The patient, a man in his 50s, was in search of hope. His outlook was bleak; he’d been given six months to live, suffering from metastatic (Stage 4) cancer. The patient then sought the opinion of doctors at the National Cancer Institute, NIH, including then-fellow Russell Langan, MD SGU ’07.
“We treated him with a very aggressive, novel immunotherapy, and he responded exceedingly well,” Dr. Langan recalled.
The patient had a complete response to his therapy. Five years after the treatment, he visited Dr. Langan’s parents in upstate New York and asked if he could plant a tree in their yard to signify his appreciation for the care he received. Dr. Langan, now a surgical oncologist and hepatopancreatobiliary (HPB) surgeon at the Rutgers Cancer Institute of New Jersey and RWJBarnabas Health, Saint Barnabas Medical Center, appreciates those victories, and the impact that his care has had on so many.
“It’s touching to know that you’ve affected someone in such a fashion,” he said. “It’s just something you never forget.”
As a cancer surgeon, Dr. Langan and his team regularly collaborate with numerous departments to achieve the best possible outcomes for their patients and make seismic changes in their patients’ lives. His responsibilities center around operative and non-operative therapies related to disease and cancers within the abdomen, specifically those involving the liver, bile ducts, gall bladder, and pancreas. He enjoys not only the technical aspects of his position but also the long-term relationships that he’s able to build with patients and their families.
“I believe that there’s no better job out there,” Dr. Langan said. “The interpersonal interactions you have as a surgical oncologist far supersede other careers. You can offer hope to patients where others cannot. They put trust in our hands, and it drives me to do better.”
That said, the path to such a specialized field was quite arduous. After earning his Doctor of Medicine at SGU, Dr. Langan went on to complete five years of a general surgery residency at Saint Barnabas Medical Center and Georgetown University Medical Center. In addition, he completed three fellowships spanning five years. But the journey was worth it. Through his decade of training, Dr. Langan has been involved with numerous clinical trials and has conducted research of his own, leading to national presentations, manuscripts, and book chapters devoted to multiple aspects of surgical oncology.
He isn’t alone among St. George’s University graduates practicing in such a specialized field. While at the NCI, he worked closely with another SGU alum, Peter Prieto, MD SGU ’06, who performed his general surgery residency at Yale University. Following their time at the NCI, Dr. Langan completed his fellowship in complex general surgical oncology and hepatopancreatobiliary surgery at Memorial Sloan Kettering Cancer Center in New York, while Dr. Prieto went on to complete a fellowship in complex general surgical oncology at the MD Anderson Cancer Center in Houston, TX.
They are the top two cancer centers in the United States according to US News & World Report.
“There is no doubt in my mind that SGU students can pursue whatever career they want,” he said. “There is no doubt about that.”

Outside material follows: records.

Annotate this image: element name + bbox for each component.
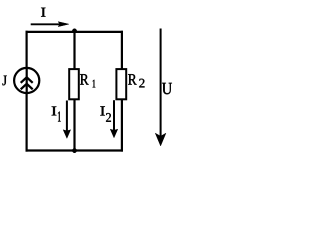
wire top bbox=[26, 31, 124, 33]
label I2 sub 2 bbox=[106, 113, 111, 122]
label R1 sub 1 bbox=[93, 80, 96, 88]
wire right (R2 branch) bbox=[121, 31, 123, 152]
current source chevron upper bbox=[21, 77, 33, 83]
label I2 I bbox=[100, 106, 105, 115]
label R2 sub 2 bbox=[139, 79, 144, 88]
label R2 R bbox=[128, 74, 137, 84]
current source J (circle) bbox=[14, 68, 39, 93]
current source arrow shaft bbox=[26, 68, 28, 93]
label I1 I bbox=[52, 107, 57, 116]
label I1 sub 1 bbox=[58, 112, 61, 122]
current I1 arrow bbox=[63, 101, 70, 139]
label U bbox=[162, 83, 172, 94]
wire bottom bbox=[26, 149, 124, 151]
current I arrow bbox=[31, 22, 69, 27]
resistor R2 bbox=[116, 69, 126, 99]
node dot bottom (R1 junction) bbox=[72, 148, 76, 152]
label I bbox=[41, 8, 45, 17]
wire left bbox=[26, 31, 28, 152]
voltage U arrow bbox=[155, 29, 166, 146]
current source chevron lower bbox=[21, 84, 33, 90]
current I2 arrow bbox=[110, 100, 117, 138]
label R1 R bbox=[80, 74, 89, 84]
node dot top (R1 junction) bbox=[72, 29, 76, 33]
label J bbox=[3, 76, 7, 86]
wire branch R1 bbox=[73, 31, 75, 151]
resistor R1 bbox=[69, 69, 79, 99]
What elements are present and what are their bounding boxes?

Dr. Langan came to St. George’s University after earning his bachelor’s degree at Cornell University, one of the largest sources of undergraduates to attend SGU’s School of Medicine. Before enrolling, however, he flew down to Grenada and spent five days talking to faculty and students—on and off campus—to learn more about the entire experience.
“After I did that, I had a sense that it was really going to get me where I wanted to be,” Dr. Langan said. “Not only is the island beautiful but it’s safe, and the people there are very welcoming.”
Outside of the basic sciences curriculum, he appreciated getting an early start on patient care by visiting Grenada General Hospital and participating in numerous health fairs and community events. As a result, he felt “exceptionally well prepared” for his board exams and rotations. In addition to his studies, he spent his free time playing intramural sports and hiking Grenada’s mountainous terrain.
“The education, lectureship and the laboratory mentorship that I had at St. George’s University far surpassed my expectations,” Dr. Langan said. “The education at SGU is literally top-notch. It’s one of the best places to train in the world because it prepares you well not only for the objective criteria for board exams but also for the real-life aspects of practicing medicine.”
The foundation he received allowed him to match into his top-choice program. His extensive research has helped him author more than 30 peer-reviewed articles and seven book chapters dedicated to surgical oncology. In addition to his clinical roles, Dr. Langan is an Assistant Professor of Surgery at Rutgers Robert Wood Johnson Medical School in New Jersey.
Dr. Langan enjoys his role as a mentor to young medical students who share the same dream that he had, so they too can positively influence the lives of others.